BANGLADESH UNIVERSITY OF BUSINESS AND
TECHNOLOGY (BUBT)
Assignment
On
Root finding of non-linear equation using
the Fixed Point Iteration Method
COURSE CODE: CSE 224
COURSE TITLE: Numerical Analysis Lab
SUBMITTED TO
SUBMITTED BY
Name : Bokul Islam
Id:21221203075
Intake:40
Section:1
Programm:B sc in CSE.
Name : Akib Mohammed Khan
Designation : Lecturer
Email: akibmohammed@bubt.edu.bd
Submission Date: 21 , July, 2023
th
Introduction : The task of finding the roots of a non-linear equation is a fundamental
problem in mathematics and has wide applications in various fields, including engineering,
physics, and computer science. The fixed-point iteration method is one of the numerical
techniques employed to approximate the solutions of such equations. This report aims to
provide an overview of the fixed-point iteration method, its theoretical foundations, an
example to illustrate its application, a sample implementation in code, and a discussion of its
strengths and limitations.
Theory : The fixed-point iteration method, also known as the fixed-point algorithm or the
iterative method, is based on the concept of fixed points. Given a function f(x), a fixed point
is a value c such that f(c) = c.

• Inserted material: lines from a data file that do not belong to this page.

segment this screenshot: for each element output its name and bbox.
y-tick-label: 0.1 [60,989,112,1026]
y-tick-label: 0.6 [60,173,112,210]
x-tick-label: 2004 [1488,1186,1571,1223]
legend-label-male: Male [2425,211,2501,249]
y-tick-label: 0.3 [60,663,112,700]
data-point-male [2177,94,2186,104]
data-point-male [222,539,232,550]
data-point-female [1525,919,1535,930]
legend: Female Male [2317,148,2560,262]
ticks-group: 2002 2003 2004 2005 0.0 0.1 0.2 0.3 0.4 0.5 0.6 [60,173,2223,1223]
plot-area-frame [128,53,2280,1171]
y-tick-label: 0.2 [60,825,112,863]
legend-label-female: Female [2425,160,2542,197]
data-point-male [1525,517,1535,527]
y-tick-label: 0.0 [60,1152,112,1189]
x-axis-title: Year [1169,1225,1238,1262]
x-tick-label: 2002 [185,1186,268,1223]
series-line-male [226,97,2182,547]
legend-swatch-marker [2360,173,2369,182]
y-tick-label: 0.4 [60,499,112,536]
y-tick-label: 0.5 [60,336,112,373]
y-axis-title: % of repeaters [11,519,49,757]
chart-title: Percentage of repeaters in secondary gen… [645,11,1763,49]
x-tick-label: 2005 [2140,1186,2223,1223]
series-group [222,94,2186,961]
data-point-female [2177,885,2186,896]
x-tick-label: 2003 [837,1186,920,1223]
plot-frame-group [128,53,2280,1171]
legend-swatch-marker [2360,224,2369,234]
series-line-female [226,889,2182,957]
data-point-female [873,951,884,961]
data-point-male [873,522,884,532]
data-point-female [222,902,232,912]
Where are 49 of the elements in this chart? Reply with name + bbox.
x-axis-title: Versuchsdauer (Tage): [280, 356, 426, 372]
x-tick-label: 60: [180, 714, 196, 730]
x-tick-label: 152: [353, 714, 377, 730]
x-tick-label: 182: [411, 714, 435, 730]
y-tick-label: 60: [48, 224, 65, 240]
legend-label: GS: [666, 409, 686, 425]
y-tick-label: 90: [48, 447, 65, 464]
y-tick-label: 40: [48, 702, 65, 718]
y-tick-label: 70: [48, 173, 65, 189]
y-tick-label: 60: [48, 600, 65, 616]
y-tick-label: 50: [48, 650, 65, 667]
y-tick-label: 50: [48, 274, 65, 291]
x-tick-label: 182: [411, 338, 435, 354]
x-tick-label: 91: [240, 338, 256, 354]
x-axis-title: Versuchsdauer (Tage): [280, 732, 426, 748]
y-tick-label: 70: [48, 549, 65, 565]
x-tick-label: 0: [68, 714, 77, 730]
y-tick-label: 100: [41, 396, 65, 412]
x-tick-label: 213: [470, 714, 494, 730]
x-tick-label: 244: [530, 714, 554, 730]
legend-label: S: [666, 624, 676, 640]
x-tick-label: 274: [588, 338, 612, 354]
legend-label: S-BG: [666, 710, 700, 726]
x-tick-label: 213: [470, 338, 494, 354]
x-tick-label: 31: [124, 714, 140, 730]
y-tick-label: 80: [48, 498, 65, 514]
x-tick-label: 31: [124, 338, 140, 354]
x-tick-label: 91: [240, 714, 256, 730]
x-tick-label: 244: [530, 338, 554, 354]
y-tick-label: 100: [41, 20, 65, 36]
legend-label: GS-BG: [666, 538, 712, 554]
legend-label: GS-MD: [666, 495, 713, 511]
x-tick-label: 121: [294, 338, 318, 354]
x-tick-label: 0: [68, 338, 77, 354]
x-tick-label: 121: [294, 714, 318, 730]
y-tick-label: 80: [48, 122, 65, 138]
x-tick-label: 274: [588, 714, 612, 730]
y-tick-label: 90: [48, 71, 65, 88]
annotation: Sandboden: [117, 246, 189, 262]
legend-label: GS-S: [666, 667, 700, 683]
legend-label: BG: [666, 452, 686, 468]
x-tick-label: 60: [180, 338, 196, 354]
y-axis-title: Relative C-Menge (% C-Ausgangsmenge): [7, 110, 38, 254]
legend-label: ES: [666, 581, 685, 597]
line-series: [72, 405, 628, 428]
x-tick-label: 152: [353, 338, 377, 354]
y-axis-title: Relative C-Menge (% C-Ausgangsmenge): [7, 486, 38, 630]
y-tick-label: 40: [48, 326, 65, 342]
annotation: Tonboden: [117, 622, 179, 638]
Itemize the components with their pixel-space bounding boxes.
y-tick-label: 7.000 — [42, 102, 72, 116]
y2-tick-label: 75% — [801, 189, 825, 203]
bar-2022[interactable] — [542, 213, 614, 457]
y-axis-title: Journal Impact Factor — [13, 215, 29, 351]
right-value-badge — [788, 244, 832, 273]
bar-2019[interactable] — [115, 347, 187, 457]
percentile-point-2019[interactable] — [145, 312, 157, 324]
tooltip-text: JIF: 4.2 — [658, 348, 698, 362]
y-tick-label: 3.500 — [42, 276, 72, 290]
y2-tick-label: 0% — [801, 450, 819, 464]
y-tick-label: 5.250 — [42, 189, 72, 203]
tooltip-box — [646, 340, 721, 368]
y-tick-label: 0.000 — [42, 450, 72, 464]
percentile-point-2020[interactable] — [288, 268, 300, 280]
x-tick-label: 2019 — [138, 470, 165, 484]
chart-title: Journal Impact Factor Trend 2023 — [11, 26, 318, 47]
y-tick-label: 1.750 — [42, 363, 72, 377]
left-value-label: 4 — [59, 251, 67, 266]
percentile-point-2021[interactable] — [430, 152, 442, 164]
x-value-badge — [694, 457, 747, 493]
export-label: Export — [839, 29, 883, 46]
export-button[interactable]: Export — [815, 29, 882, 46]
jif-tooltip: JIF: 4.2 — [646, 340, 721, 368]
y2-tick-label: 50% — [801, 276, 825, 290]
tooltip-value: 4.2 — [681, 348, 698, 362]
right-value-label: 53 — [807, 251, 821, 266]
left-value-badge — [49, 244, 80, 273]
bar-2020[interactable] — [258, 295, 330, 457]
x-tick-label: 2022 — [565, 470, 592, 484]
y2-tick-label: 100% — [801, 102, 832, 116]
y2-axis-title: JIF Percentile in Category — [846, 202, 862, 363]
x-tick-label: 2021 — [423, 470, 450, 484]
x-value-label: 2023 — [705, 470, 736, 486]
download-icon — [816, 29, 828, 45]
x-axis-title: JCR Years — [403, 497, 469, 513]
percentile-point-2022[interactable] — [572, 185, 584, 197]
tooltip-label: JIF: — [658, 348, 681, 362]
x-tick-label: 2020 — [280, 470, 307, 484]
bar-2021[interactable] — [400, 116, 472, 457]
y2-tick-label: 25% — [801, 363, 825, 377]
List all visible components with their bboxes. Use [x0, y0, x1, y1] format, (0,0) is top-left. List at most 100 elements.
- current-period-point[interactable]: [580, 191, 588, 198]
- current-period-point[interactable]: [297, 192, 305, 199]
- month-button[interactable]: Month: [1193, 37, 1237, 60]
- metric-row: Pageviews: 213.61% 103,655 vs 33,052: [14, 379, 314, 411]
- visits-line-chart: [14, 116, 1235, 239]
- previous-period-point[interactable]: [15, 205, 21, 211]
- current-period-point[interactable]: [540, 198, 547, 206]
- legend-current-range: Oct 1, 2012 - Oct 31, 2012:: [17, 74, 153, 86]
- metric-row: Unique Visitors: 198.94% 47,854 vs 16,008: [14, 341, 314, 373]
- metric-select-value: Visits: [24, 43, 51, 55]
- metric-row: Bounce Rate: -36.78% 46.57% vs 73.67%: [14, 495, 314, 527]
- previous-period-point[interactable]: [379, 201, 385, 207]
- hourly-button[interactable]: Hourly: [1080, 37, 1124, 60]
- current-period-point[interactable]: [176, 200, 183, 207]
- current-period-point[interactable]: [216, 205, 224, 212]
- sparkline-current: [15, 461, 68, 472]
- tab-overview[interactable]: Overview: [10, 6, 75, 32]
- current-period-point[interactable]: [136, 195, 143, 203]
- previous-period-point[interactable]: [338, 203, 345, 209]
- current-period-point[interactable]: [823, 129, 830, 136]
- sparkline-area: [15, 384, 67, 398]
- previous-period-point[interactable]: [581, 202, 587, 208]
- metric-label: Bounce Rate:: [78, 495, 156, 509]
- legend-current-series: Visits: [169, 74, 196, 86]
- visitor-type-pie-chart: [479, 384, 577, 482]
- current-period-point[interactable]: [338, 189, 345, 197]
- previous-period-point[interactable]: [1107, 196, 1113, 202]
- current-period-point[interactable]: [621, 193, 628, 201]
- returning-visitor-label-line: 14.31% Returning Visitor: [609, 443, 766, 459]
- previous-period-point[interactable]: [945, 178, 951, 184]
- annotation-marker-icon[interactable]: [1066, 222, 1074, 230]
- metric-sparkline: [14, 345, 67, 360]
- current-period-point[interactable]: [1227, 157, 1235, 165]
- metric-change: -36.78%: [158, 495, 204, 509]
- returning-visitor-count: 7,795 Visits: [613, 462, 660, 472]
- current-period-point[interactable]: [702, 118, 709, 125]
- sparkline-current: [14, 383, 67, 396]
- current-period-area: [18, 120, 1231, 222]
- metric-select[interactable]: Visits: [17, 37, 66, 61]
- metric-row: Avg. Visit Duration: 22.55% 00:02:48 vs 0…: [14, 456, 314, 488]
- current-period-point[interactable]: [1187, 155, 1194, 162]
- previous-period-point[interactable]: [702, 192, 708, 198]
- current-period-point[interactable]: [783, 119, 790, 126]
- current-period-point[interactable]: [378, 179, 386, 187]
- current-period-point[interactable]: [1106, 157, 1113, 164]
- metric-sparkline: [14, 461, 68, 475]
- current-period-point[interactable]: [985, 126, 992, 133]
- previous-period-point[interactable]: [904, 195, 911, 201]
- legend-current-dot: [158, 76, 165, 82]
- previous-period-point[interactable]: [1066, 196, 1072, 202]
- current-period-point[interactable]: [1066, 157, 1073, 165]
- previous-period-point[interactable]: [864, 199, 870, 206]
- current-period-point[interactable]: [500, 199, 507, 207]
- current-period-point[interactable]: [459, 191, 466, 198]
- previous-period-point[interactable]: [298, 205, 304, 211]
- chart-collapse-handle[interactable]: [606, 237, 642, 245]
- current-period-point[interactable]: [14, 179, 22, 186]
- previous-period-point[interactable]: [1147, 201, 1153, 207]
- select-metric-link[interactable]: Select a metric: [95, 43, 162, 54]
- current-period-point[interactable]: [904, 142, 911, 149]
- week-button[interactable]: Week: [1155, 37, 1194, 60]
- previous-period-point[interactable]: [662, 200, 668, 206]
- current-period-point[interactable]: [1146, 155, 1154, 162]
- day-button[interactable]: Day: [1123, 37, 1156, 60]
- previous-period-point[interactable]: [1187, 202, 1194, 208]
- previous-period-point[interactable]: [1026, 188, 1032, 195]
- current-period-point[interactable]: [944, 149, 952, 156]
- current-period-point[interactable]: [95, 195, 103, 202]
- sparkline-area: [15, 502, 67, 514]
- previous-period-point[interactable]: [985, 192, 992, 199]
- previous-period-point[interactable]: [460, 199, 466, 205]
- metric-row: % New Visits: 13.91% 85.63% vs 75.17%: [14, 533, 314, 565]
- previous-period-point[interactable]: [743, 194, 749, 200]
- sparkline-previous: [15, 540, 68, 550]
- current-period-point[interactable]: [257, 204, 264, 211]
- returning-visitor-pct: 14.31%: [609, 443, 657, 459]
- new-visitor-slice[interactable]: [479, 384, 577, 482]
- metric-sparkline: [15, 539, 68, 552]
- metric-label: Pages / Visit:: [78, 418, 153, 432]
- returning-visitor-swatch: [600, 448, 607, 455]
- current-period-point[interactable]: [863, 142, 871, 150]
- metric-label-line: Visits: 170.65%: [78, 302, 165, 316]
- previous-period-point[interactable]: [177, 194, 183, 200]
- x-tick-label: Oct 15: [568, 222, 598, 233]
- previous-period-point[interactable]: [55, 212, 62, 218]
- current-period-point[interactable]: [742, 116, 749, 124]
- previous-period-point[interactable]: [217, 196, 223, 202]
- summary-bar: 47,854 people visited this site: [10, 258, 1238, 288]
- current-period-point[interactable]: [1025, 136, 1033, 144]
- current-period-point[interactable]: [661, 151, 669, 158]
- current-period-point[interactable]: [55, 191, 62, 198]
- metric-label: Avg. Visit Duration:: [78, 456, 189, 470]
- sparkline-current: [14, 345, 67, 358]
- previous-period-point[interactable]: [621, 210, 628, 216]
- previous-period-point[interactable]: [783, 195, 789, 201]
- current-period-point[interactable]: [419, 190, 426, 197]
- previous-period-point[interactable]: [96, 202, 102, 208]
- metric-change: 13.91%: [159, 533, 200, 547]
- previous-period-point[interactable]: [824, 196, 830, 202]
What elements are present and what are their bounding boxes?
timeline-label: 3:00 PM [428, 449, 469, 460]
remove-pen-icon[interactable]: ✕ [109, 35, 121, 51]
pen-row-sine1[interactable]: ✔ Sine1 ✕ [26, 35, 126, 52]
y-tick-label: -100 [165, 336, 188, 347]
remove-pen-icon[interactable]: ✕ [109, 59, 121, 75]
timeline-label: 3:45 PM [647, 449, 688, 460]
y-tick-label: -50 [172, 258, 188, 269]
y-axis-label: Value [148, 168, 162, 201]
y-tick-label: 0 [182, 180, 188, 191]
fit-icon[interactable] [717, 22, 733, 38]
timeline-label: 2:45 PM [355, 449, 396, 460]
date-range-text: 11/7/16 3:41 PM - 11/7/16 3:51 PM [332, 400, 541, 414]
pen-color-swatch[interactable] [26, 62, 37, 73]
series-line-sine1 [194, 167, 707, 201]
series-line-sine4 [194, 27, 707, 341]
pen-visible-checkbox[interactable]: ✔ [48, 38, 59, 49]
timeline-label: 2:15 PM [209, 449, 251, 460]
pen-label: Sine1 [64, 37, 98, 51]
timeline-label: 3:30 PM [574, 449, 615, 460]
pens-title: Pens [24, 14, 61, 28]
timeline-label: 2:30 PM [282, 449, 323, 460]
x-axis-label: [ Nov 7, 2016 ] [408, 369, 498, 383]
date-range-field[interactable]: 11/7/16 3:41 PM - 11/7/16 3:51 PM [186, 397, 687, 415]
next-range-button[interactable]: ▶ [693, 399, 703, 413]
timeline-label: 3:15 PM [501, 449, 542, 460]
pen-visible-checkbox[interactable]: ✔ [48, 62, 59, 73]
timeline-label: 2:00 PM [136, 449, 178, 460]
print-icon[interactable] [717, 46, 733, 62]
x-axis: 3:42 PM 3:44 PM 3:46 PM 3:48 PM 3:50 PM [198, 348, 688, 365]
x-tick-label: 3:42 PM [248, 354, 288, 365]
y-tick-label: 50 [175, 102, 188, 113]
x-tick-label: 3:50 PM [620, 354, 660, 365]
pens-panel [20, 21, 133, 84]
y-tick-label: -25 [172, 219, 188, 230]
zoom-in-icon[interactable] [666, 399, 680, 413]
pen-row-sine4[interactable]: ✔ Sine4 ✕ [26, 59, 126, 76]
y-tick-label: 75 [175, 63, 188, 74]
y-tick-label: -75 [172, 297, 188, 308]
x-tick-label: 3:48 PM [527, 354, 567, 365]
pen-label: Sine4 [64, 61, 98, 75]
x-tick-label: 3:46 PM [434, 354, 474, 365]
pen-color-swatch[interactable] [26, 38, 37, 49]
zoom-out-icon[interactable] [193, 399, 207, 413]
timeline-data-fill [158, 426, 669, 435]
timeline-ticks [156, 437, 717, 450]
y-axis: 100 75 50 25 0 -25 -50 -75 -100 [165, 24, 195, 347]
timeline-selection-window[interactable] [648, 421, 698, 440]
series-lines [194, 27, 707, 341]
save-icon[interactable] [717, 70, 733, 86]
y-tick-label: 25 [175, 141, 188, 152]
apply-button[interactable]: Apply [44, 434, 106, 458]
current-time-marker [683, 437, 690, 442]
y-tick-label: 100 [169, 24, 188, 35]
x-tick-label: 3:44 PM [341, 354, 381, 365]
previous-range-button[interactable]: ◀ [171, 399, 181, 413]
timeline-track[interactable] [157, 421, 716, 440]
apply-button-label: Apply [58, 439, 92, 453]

The method utilizes this property to iteratively generate a
sequence of approximations that converge to the root of the equation.
The general iterative formula used in the fixed-point iteration method is:
x_(n+1) = g(x_n),
where x_n represents the nth approximation and g(x) is a chosen function that transforms x
into the next approximation. To ensure convergence, g(x) must satisfy two conditions:
1. g(x) must be continuous on an interval containing the root.
2. The absolute value of the derivative of g(x) must be less than 1 on the same interval.
By starting with an initial guess, x_0, and applying the iterative formula repeatedly, the
sequence of approximations will converge to the root of the equation, provided that the
conditions for convergence are met.
Example : x^2 - x - 1 = 0
Consider the non-linear equation x^2 - x - 1 = 0. We aim to find the root of this equation
using the Fixed Point Iteration Method. To apply the method, we rearrange the equation as x
= x^2 - 1 and choose the iterative function g(x) = x^2 - 1.
Starting with an initial guess of x_0 = 1, we can apply the iterative formula to find subsequent
approximations until convergence is achieved.
Using the Fixed Point Iteration formula, the first few approximations are as follows:
x_1 = g(x_0) = 1^2 - 1 = 0
x_2 = g(x_1) = 0^2 - 1 = -1
x_3 = g(x_2) = (-1)^2 - 1 = 0
Implementation (Code):
f = @(x) x^2 - x - 1;
g = @(x) x^2 - 1;
x0 = 1;
tolerance = 0.0001;
maxIterations = 100;
x = x0;
for i = 1:maxIterations
xNext = g(x);
if abs(xNext - x) < tolerance
break;
end
x = xNext;
end
if i == maxIterations
disp('No root found within the specified tolerance.');
else
disp(['Approximate root: ', num2str(xNext)]);
end
Discussion : The fixed-point iteration method is a relatively simple and intuitive approach
for finding the roots of non-linear equations. It has several advantages, such as ease of
implementation and conceptual understanding. However, it also has certain limitations. The
convergence of the method depends on the choice of the iterative function g(x) and the initial
guess x_0. If g(x) does not satisfy the convergence conditions or x_0 is too far from the root,
the method may fail to converge or converge slowly. Additionally, the fixed-point iteration
method may encounter difficulties when dealing with equations that have multiple roots or
exhibit chaotic behavior.
It is important to carefully analyze the properties of the equation and select an appropriate
iterative function to ensure successful convergence. In some cases, modifications such as
combining the fixed-point iteration method with other root-finding techniques or using
advanced convergence acceleration methods may be necessary.